BooksForKidsBlog

Monday, July 31, 2017

Winning, Winning, Winning! Pig the (Pug) Winner by Aaron Blabey

Yes, Pig was a winner.
He just had to win.
And nothing would stop him.
Oh, where to begin?


You can't win 'em all, says the old saw? "Win some, lose some, they say?

Not in Pug's book!

Believe it or not,
He was quite hard to beat.
And the reason was simple...
Yes, Pug was a cheat.

Pig the Pug is not an only dog. His housemate is a gentle dachshund named Trevor, a long-suffering pooch in more ways than one. Pug competes over everything--toys and treats and time on lap--and in a race, he's not above planting a well-placed hind foot in the face of his competitor. He's worse than a sore loser; in his mind he never loses. And if he is not declared the winner, he pitches a tantrum until the real winner gets tired of the fit and hands over the prize. Of course, Pug wastes no time in starting to boast he's the real winner again. Winning is not the best thing; it's the only thing!

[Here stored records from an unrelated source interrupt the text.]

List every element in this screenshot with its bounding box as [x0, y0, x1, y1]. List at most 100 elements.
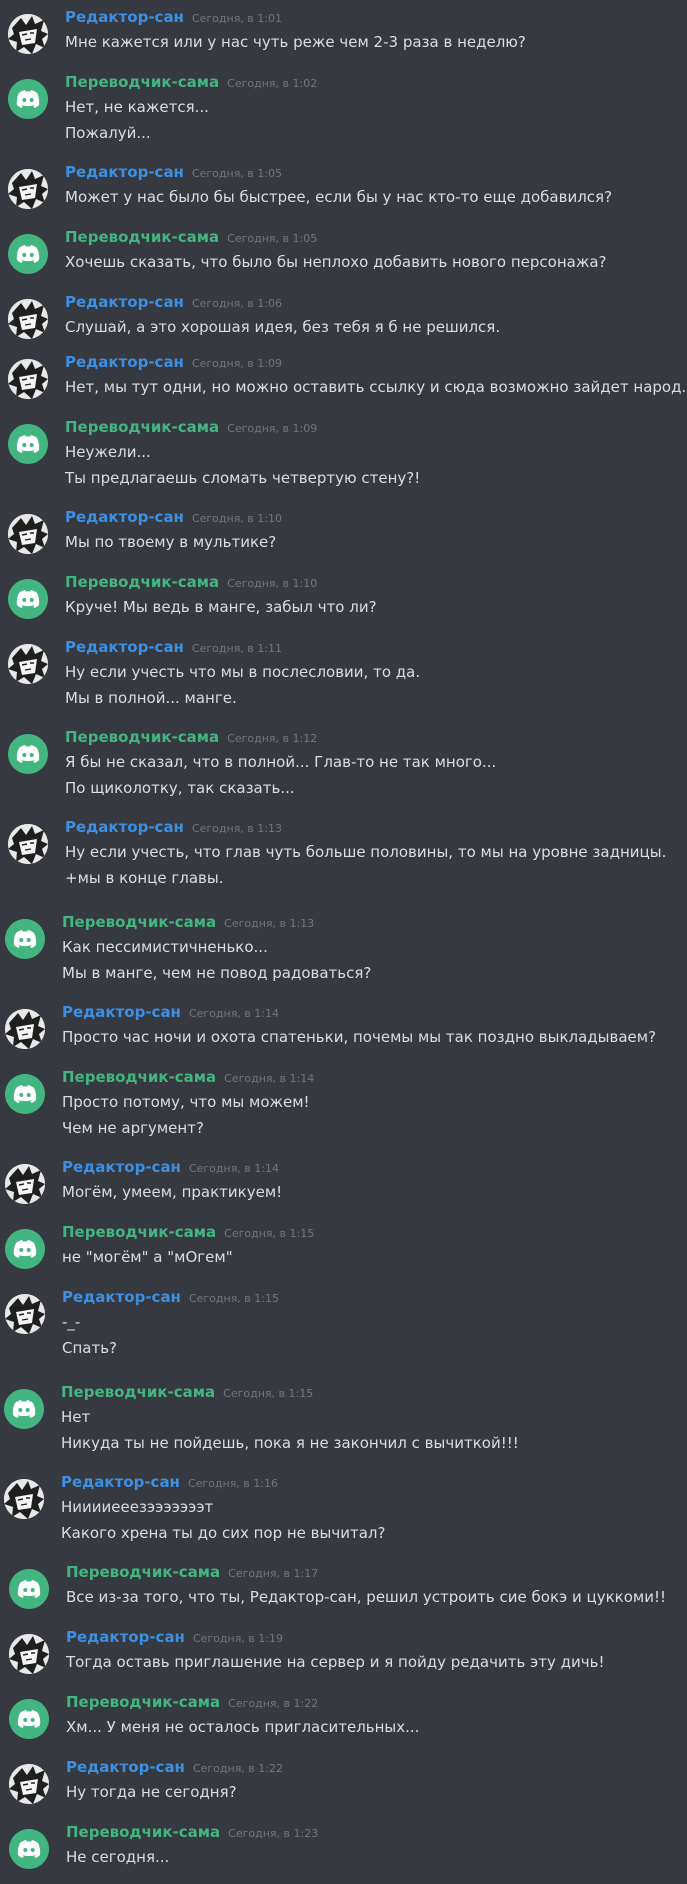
avatar-editor[interactable] [8, 514, 48, 554]
author-name[interactable]: Переводчик-сама [65, 418, 219, 436]
avatar-translator[interactable] [8, 79, 48, 119]
author-name[interactable]: Редактор-сан [65, 293, 184, 311]
avatar-translator[interactable] [5, 1229, 45, 1269]
author-name[interactable]: Переводчик-сама [66, 1563, 220, 1581]
avatar-translator[interactable] [8, 579, 48, 619]
timestamp: Сегодня, в 1:11 [191, 642, 282, 655]
author-name[interactable]: Переводчик-сама [62, 1223, 216, 1241]
message-header: Редактор-сан Сегодня, в 1:01 [65, 7, 282, 26]
avatar-editor[interactable] [5, 1164, 45, 1204]
author-name[interactable]: Переводчик-сама [66, 1693, 220, 1711]
message: Переводчик-сама Сегодня, в 1:23 Не сегодня… [0, 1820, 687, 1876]
author-name[interactable]: Переводчик-сама [62, 913, 216, 931]
avatar-editor[interactable] [8, 299, 48, 339]
avatar-translator[interactable] [5, 1074, 45, 1114]
message-header: Редактор-сан Сегодня, в 1:05 [65, 162, 282, 181]
discord-logo-icon [9, 1699, 49, 1739]
author-name[interactable]: Переводчик-сама [65, 228, 219, 246]
message-text: не "могём" а "мОгем" [62, 1248, 233, 1266]
avatar-editor[interactable] [8, 644, 48, 684]
manga-character-avatar-icon [8, 359, 48, 399]
message-text: Ну если учесть что мы в послесловии, то … [65, 663, 421, 681]
message-text: Все из-за того, что ты, Редактор-сан, ре… [66, 1588, 667, 1606]
author-name[interactable]: Переводчик-сама [61, 1383, 215, 1401]
avatar-editor[interactable] [9, 1764, 49, 1804]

Poor Trevor tries to suggest that they can play just for fun, but Pig has only one answer:

"IT AIN'T FUN TILL I'VE WON!"

And one day even eating becomes an Olympic event.

When their dishes are filled with their doggy dinners, Trevor begins to eat daintily, but Pig wolfs his food, determined to be the first to finish.

He gobbles his kibble!

Pig swallows his sausages whole hog without bothering to savor a morsel, and unfortunately he bites off more than he can chew.

He swallows his whole bowl!

It's little Trevor to the rescue with the dachshund version of the Heimlich Maneuver. Just as he's turning blue, Pig gasps and begins to breathe again.

Has Pig the Pug learned his lesson? Will he finally lose his obsession with winning? Young readers will hope not after laughing their way through Aaron Blabey's Pig the Winner (Pig the Pug) (Scholastic Books, 2017). Pig the Pug is the kind of protagonist we love to hate, and readers will be rooting to read Trevor's next triumph. Author-illustrator Aaron Blabey's Pig is definitely a winner in the picture book trade, beginning with his recent Pig the Pug (see review here), and there are two more in this series waiting in the wings in Australia in which young American readers can anticipate the egotistical Pig's getting another jolly comeuppance. Says Kirkus Reviews, "The goggle-eyed cartoon illustrations are fun, funny, and appealingly grotesque in their exaggerated goofiness, and they are a good match for the rhyming text."